In reply to Emma Woodhouse... posted by Laraine on July 17, 1997 at 09:37:58

] My freshman lit professor told me that "It is a truth universally acknowledged..." opened P&P with a thesis statement from which JA never deviated in that novel (evidence of the tightness of construction). I'm wondering if "Emma Woodhouse, handsome, clever, and rich, with a comfortable home and happy disposition, seemed to unite some of the best blessings of existence; and had lived nearly twenty-one years in
] the world with very little to distress or vex her," is similar.

] IOW, is the novel about the difference between "seeming" and actually accomplishing something? Is it about what constitutes the best blessings of existence? Or is it mostly about something else--marriage? noblesse oblige? modes of deception (which may mean it is about "seeming")? value systems (which may mean it's about the best blessings of existence)? how about female power in the Regency era? or something that hasn't occurred to me?

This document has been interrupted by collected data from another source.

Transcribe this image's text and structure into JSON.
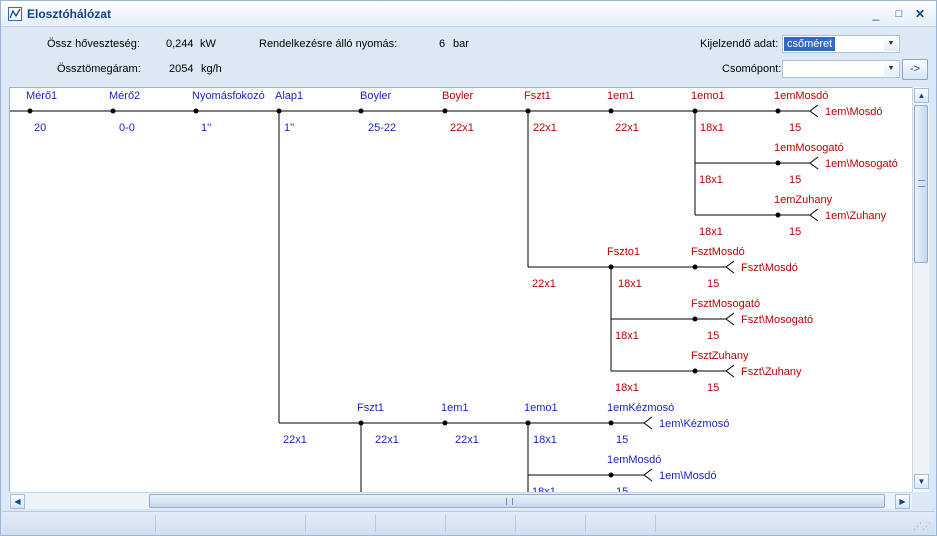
{
  "window": {
    "title": "Elosztóhálózat",
    "minimize": "_",
    "maximize": "□",
    "close": "✕"
  },
  "summary": {
    "total_loss_label": "Össz hőveszteség:",
    "total_loss_value": "0,244",
    "total_loss_unit": "kW",
    "total_flow_label": "Össztömegáram:",
    "total_flow_value": "2054",
    "total_flow_unit": "kg/h",
    "pressure_label": "Rendelkezésre álló nyomás:",
    "pressure_value": "6",
    "pressure_unit": "bar"
  },
  "controls": {
    "display_label": "Kijelzendő adat:",
    "display_value": "csőméret",
    "node_label": "Csomópont:",
    "node_value": "",
    "go_button": "->"
  },
  "colors": {
    "blue": "#1a24c8",
    "red": "#c00000",
    "line": "#000000"
  },
  "network": {
    "nodes": [
      {
        "label": "Mérő1",
        "value": "20",
        "color": "blue"
      },
      {
        "label": "Mérő2",
        "value": "0-0",
        "color": "blue"
      },
      {
        "label": "Nyomásfokozó",
        "value": "1''",
        "color": "blue"
      },
      {
        "label": "Alap1",
        "value": "1''",
        "color": "blue"
      },
      {
        "label": "Boyler",
        "value": "25-22",
        "color": "blue"
      },
      {
        "label": "Boyler",
        "value": "22x1",
        "color": "red"
      },
      {
        "label": "Fszt1",
        "value": "22x1",
        "color": "red"
      },
      {
        "label": "1em1",
        "value": "22x1",
        "color": "red"
      },
      {
        "label": "1emo1",
        "value": "18x1",
        "color": "red"
      },
      {
        "label": "1emMosdó",
        "value": "15",
        "color": "red"
      },
      {
        "label": "1emMosogató",
        "value": "15",
        "color": "red"
      },
      {
        "label": "1emZuhany",
        "value": "15",
        "color": "red"
      },
      {
        "label": "Fszto1",
        "value": "18x1",
        "color": "red"
      },
      {
        "label": "FsztMosdó",
        "value": "15",
        "color": "red"
      },
      {
        "label": "FsztMosogató",
        "value": "15",
        "color": "red"
      },
      {
        "label": "FsztZuhany",
        "value": "15",
        "color": "red"
      },
      {
        "label": "Fszt1",
        "value": "22x1",
        "color": "blue"
      },
      {
        "label": "1em1",
        "value": "22x1",
        "color": "blue"
      },
      {
        "label": "1emo1",
        "value": "18x1",
        "color": "blue"
      },
      {
        "label": "1emKézmosó",
        "value": "15",
        "color": "blue"
      },
      {
        "label": "1emMosdó",
        "value": "15",
        "color": "blue"
      }
    ],
    "extra_values": [
      {
        "value": "18x1",
        "color": "red"
      },
      {
        "value": "18x1",
        "color": "red"
      },
      {
        "value": "22x1",
        "color": "red"
      },
      {
        "value": "18x1",
        "color": "red"
      },
      {
        "value": "18x1",
        "color": "red"
      },
      {
        "value": "22x1",
        "color": "blue"
      },
      {
        "value": "18x1",
        "color": "blue"
      }
    ],
    "terminals": [
      {
        "label": "1em\\Mosdó",
        "color": "red"
      },
      {
        "label": "1em\\Mosogató",
        "color": "red"
      },
      {
        "label": "1em\\Zuhany",
        "color": "red"
      },
      {
        "label": "Fszt\\Mosdó",
        "color": "red"
      },
      {
        "label": "Fszt\\Mosogató",
        "color": "red"
      },
      {
        "label": "Fszt\\Zuhany",
        "color": "red"
      },
      {
        "label": "1em\\Kézmosó",
        "color": "blue"
      },
      {
        "label": "1em\\Mosdó",
        "color": "blue"
      }
    ]
  }
}
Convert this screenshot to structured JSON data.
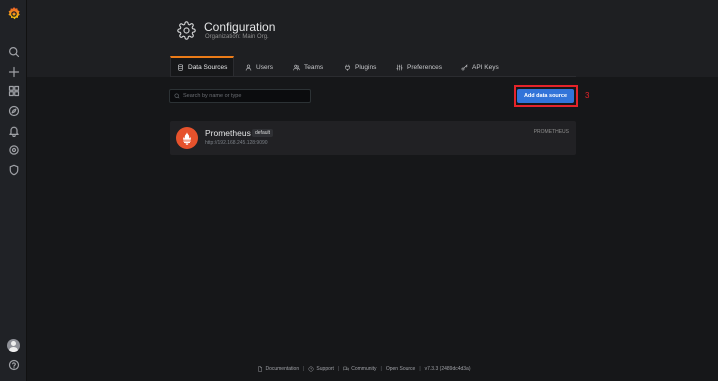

] Maybe what I'm really asking is how many of the possibilities (that we can come up with) are implicit in the opening sentence?

] Laraine


________

To me, the novel seems to be about the things which occur to Emma that do distress and vex her. At first, the things that vex her are mostly based on her misperceptions of others--Mr. Elton, Mr. Martin, Miss Fairfax, Mr. Frank Churchill. At the end, she realizes that she was wrong, and her vexations become based on her own past actions (based on the former misperceptions). So the opening of the novel seems to set in place that what was true before the novel began is going to change dramatically before the end.

(btw, I'm not saying that this is the only point, just the only point that I am arguing now.)